On a recent jaunt to Shelbyville, Indiana, I saw a storefront sign that caught my blogging trainer’s eye: “Curl Up and Dye Salon”. Cute name, I thought. More important, the play on words engaged my interest because it presented a familiar phrase with a new twist.

Reinforcing the familiar, then progressing to new information is an effective tactic for business blogging as well.
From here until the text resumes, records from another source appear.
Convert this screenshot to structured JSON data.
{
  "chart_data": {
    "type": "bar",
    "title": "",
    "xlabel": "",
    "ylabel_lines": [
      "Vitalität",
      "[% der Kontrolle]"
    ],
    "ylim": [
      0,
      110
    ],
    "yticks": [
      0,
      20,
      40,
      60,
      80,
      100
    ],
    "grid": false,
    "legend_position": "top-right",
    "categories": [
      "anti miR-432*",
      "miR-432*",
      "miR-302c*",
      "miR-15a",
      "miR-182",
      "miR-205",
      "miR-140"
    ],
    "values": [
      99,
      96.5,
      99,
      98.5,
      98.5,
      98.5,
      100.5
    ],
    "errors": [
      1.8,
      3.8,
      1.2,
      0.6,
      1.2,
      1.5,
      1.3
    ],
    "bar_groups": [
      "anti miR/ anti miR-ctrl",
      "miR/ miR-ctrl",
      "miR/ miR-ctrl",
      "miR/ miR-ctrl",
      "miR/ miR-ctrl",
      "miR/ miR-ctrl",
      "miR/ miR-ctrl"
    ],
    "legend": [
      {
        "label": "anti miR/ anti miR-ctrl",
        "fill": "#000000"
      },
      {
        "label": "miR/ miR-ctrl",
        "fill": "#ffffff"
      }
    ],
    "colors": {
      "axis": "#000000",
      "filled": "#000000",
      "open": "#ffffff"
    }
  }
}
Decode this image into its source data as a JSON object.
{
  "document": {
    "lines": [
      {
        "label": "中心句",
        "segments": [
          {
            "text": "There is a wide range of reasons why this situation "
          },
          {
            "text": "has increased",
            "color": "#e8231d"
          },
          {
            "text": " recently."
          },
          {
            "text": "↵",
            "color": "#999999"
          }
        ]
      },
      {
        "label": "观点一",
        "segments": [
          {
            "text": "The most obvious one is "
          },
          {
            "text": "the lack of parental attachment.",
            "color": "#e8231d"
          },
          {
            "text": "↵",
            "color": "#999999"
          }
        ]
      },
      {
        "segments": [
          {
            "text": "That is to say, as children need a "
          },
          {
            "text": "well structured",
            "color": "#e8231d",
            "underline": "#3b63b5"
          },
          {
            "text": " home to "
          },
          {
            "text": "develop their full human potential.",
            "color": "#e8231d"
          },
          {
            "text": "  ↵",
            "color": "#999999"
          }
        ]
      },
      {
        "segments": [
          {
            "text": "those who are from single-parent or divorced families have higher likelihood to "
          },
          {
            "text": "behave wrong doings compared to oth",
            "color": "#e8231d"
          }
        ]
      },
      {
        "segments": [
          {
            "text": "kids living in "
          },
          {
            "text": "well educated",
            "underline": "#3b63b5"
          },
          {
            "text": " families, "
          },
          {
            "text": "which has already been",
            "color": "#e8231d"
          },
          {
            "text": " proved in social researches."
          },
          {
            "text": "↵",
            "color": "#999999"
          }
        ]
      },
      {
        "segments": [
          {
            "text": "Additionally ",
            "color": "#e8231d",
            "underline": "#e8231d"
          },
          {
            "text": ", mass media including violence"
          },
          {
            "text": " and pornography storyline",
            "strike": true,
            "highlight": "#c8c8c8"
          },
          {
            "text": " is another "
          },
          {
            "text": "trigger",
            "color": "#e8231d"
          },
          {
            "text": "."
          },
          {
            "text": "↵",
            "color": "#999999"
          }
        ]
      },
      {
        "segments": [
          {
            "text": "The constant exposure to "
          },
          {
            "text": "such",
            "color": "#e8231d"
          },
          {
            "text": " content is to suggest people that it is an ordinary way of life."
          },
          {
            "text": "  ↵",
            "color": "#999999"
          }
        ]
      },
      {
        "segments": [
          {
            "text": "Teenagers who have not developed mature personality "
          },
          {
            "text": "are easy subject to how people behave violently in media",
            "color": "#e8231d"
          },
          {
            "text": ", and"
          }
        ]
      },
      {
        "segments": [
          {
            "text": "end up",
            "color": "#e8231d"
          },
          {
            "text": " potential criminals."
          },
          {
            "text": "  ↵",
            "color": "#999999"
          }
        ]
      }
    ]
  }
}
Starting with the “known” helps online searchers conclude they’ve come to the right place for the data, products, and services they need.  The new elements you introduce – specialized knowledge, expert “how-to” tips, unusual case studies – help distinguish you and your business from those of your competitors’.

Puns can add an element of humor in blog posts as well as reinforcing the familiar.
A sign at Ivy Tech Community College quotes Groucho Marx: “Time flies like an arrow.  Fruit flies like bananas.” This one’s funny because it forces the reader to consider the two words “like” and “flies” in a new way. And, while a pun in itself doesn’t constitute a Call to Action, it can keep visitors engaged for the several additional seconds needed for them to reach the CTA in your blog.

Yahoo! News’ fashion comments on Michelle Obama’s skillful recycling of outfits can serve as a guide for business bloggers struggling to keep content fresh over periods of months and even years. Michelle’s “Reuse, Renew, Reverse” has style watchers fascinated by her ingenuity.  Wearing a navy sweater with the lace-up in the back one day, then laced in front over a blouse the next earned her the title “fashionista-in-chief” from reporter Claudine Zap.

In similar vein, bloggers for business need to learn to reuse and renew blog content in order to keep blog post #386 (which this post is for Say It For You) as interesting to readers as blog post #3!  Maintaining consistently high rankings on search engines depends in large part on longevity.  That translates into the discipline to post content on the web over and over again, over long periods of time. Reusing and especially renewing content is the secret.  As veteran country singing star Mel Tillis puts it, “Every time I walk out there, it’s a different audience.”

Business owners who can learn from the First Lady to “reuse, renew, and reverse” with style (all the while maintaining a Mel Tillis-like discipline) are rare. The task of long-term business blogging blogs might fall, in many cases, to professional ghost bloggers.